In this tutorial we will create a Google Compute Engine with 16 vCPUs, 60 GB memory, 500GB SSD disk, and 2 x NVIDIA Tesla K80 GPUs.
sudo shutdown -h now
while you are logged into the VM via Terminal.
In order to create a Google Compute Engine we need a Google account, if you do not have one please Create your Google Account and continue.
Google offers a generous $300 free credit for everyone with an account to try the provided services. We should visit Google Cloud Platform and click TRY IT FREE. We will be asked to enter contact and credit card information, however, we will only be charged upon finishing $300 free credit and if we upgrade our account, which we will in order to be able to use GPUs.
Filling out the information, will direct us to Google Cloud Platform Dashbord. We should go to VM instances under Compute Engine menu and wait until the compute engine is ready.
Now, we can visit Quotas section under IAM & admin menu to increase the quota of GPUs to 2 Nvidia K80, which is zero in default. First select the project as shown in the picture below.
Then we should find the Google Compute Engine API related to NVidia K80 GPUs in the us-west1 zone, check the box next to it and click EDIT QUOTAS on the top bar. Afterwards, we fill out the information asked in the right menu and request a Change to 2 GPUs and submit it. In a few minutes we will receive an approaval email.

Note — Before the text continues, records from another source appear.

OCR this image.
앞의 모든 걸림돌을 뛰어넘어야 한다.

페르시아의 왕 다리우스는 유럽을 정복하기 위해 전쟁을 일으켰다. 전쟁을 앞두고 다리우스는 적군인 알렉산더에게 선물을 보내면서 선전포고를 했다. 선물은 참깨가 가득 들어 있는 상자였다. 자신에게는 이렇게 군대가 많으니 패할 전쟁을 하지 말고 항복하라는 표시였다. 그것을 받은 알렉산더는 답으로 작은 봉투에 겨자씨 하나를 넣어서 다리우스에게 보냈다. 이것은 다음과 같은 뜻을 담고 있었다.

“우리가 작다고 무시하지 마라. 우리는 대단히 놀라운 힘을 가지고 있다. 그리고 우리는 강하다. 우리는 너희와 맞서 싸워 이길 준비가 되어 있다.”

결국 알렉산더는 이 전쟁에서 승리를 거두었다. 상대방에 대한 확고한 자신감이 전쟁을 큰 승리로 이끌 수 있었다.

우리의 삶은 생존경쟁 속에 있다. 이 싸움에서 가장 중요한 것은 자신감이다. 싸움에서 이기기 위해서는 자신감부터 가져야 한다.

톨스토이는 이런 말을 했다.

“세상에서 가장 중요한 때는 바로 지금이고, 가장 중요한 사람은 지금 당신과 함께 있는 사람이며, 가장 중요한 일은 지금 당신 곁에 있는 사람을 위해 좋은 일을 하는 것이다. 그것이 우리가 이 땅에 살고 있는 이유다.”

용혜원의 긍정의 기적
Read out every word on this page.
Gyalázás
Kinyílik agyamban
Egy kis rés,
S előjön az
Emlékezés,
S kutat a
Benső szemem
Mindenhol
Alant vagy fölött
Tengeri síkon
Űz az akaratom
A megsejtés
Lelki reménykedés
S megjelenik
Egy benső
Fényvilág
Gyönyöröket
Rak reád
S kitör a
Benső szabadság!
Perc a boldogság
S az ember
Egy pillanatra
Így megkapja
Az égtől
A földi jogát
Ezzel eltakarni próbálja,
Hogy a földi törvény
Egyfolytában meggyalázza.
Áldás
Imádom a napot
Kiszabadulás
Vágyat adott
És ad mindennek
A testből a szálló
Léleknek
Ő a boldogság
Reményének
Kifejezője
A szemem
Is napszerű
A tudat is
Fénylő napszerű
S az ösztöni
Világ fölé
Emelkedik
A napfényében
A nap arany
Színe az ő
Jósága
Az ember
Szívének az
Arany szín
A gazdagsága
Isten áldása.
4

Upon receiving the approval email, we go to VM instances under Compute Engine menu and start configuring the Virtual Machine instance. You can use any configuration you prefer, but as a purpose of this blog post we will use the following configuration
Now we click create and wait for about 20 minutes while virtual machine is getting ready and Nvidia Drivers and CUDA are being installed. You can come later to continue or watch these tow TED Talks.
After about 20 minutes we should visit External IP addresses under VPC network and change the ip Type to Static. We will use the static ip address to connect from our local browser to Jupyter Notebook running on the virtual machine.
Now we should define a new Firewall rule. Go to Firewall rulesunder VPC network and click CREATE FIREWALL RULE on the top menu and fill out the following information.
We are ready to install Deep Learning libraries on our Google Compute Engine. In my opinion the most convenient way to connect to a Google Compute Engine is via Terminal, however you can activate Google Cloud Shell from an icon similar to >- and skip installig Google Cloud SDK. Go to Google Cloud SDK and install it using the scripts in 1, 2, 3, and 4, before going to next section.
When you finish installing SDK run gcloud auth login
to allow Google Cloud SDK to access your account.
Then copy gcloud command as shown in the below and run it on Terminal.
Now we are ready to install Python Deep Learning Libraries on our machine. First copy and paste the following code on Terminal (be sure that you are connected to Google Compute Engine instance) to download the scripts we need.
wget https://raw.githubusercontent.com/ImOmid/Deep-Learning-on-Google-Compute-Engine/master/gcp_ubuntu16_dl.sh
Then run bash gcp_ubuntu16_dl.sh
on Terminal to install the libraries. This process will take about 1 hours, so be patient and do your other task without closing Terminal. After it is done a message will be shown on Terminal which guid you to check if everything is done successfully.
When you see a message similar to the one in the picture above run the followings in order on Terminal to be sure that the python virtual environment was created successfully with deep learning libraries and OpenCV 3.3.0 installed. If there is no erros now you have created a Powerful virtual machine which you can use to train your models.
source ~/venv/bin/activate
ipython
import tensorflow as tf
import keras
import torch
import cv2
exit
jupyter notebook --no-browser --port 7000
You will see a URL similar to the one in the picture below. Copy the url and paste it on your browser address bar and replace the localhost with the external ip address of you virtual machine which you can find at External IP addresses under VPC network. Hit the Enter and you are running Jupyter Notebook of your Google Compute Engine instance locally.
sudo shutdown -h now
while you are logged into the VM via Terminal.